Armenia well ahead of Azerbaijan in Transparency International’s anti-corruption index, tops CIS countries’ list
Transparency International, a global anti-corruption civil society organisation that monitors the corruption level worldwide, published its annual CORRUPTION PERCEPTIONS INDEX 2015 where Armenia ranks 95 out of 167 countries.
From the countries in the region, Georgia ranks 48, Turkey 66, Azerbaijan 119 and Iran 130. The CIS countries performed the following way: Moldova – 103, Belarus – 107, Russia – 119, Kazakhstan and Kirgizia share the 123rd spot. Ukraine ranks 130, Tajikistan 136, Uzbekistan 153, and Turkmenistan is at the bottom of the CIS countries – 154.
Therefore, Armenia performed best among the CIS countries with its level of perceptions of corruption.
Denmark, Finland, Sweden, New Zealand and the Netherlands top the list. According to the index, these countries are less corrupt. The most corrupt countries in the list are South Sudan, Sudan, Afghanistan, North Korea and Somali.
“The 2015 Corruption Perceptions Index clearly shows that corruption remains a blight around the world. But 2015 was also a year when people again took to the streets to protest corruption.

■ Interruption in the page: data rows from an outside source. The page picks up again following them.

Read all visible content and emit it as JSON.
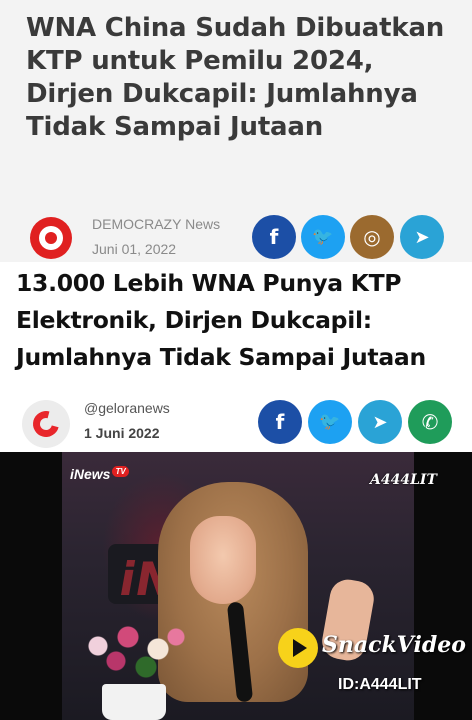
{
  "article1": {
    "headline": "WNA China Sudah Dibuatkan KTP untuk Pemilu 2024, Dirjen Dukcapil: Jumlahnya Tidak Sampai Jutaan",
    "source_name": "DEMOCRAZY News",
    "date": "Juni 01, 2022",
    "share_icons": [
      "facebook-icon",
      "twitter-icon",
      "instagram-icon",
      "telegram-icon"
    ]
  },
  "article2": {
    "headline": "13.000 Lebih WNA Punya KTP Elektronik, Dirjen Dukcapil: Jumlahnya Tidak Sampai Jutaan",
    "source_name": "@geloranews",
    "date": "1 Juni 2022",
    "share_icons": [
      "facebook-icon",
      "twitter-icon",
      "telegram-icon",
      "whatsapp-icon"
    ]
  },
  "video": {
    "channel_badge": "iNews",
    "channel_badge_tv": "TV",
    "background_text": "iNews",
    "watermark": "A444LIT",
    "snack_brand": "SnackVideo",
    "snack_id": "ID:A444LIT"
  },
  "icons": {
    "facebook": "f",
    "twitter": "🐦",
    "instagram": "◎",
    "telegram": "➤",
    "whatsapp": "✆"
  },
  "colors": {
    "facebook": "#1c4fa6",
    "twitter": "#1da1f2",
    "instagram": "#9b6a2f",
    "telegram": "#2aa3d6",
    "whatsapp": "#1f9c5a",
    "source1_logo": "#e02020",
    "source2_logo": "#e8262b"
  }
}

People across the globe sent a strong signal to those in power: it is time to tackle grand corruption," said José Ugaz, Chair of Transparency International.
In the Corruption Perceptions Index 2014, Armenia ranked 94 with 37 points out of 100, while Azerbaijan was on the 126th spot with 29 scores.
Transparency International’s index covers 168 countries measuring them on a scale from 0 (perceived to be highly corrupt) to 100 (perceived to be very clean). The CPI 2015 is calculated using 12 different data sources from 11 different institutions that capture perceptions of corruption within the past two years.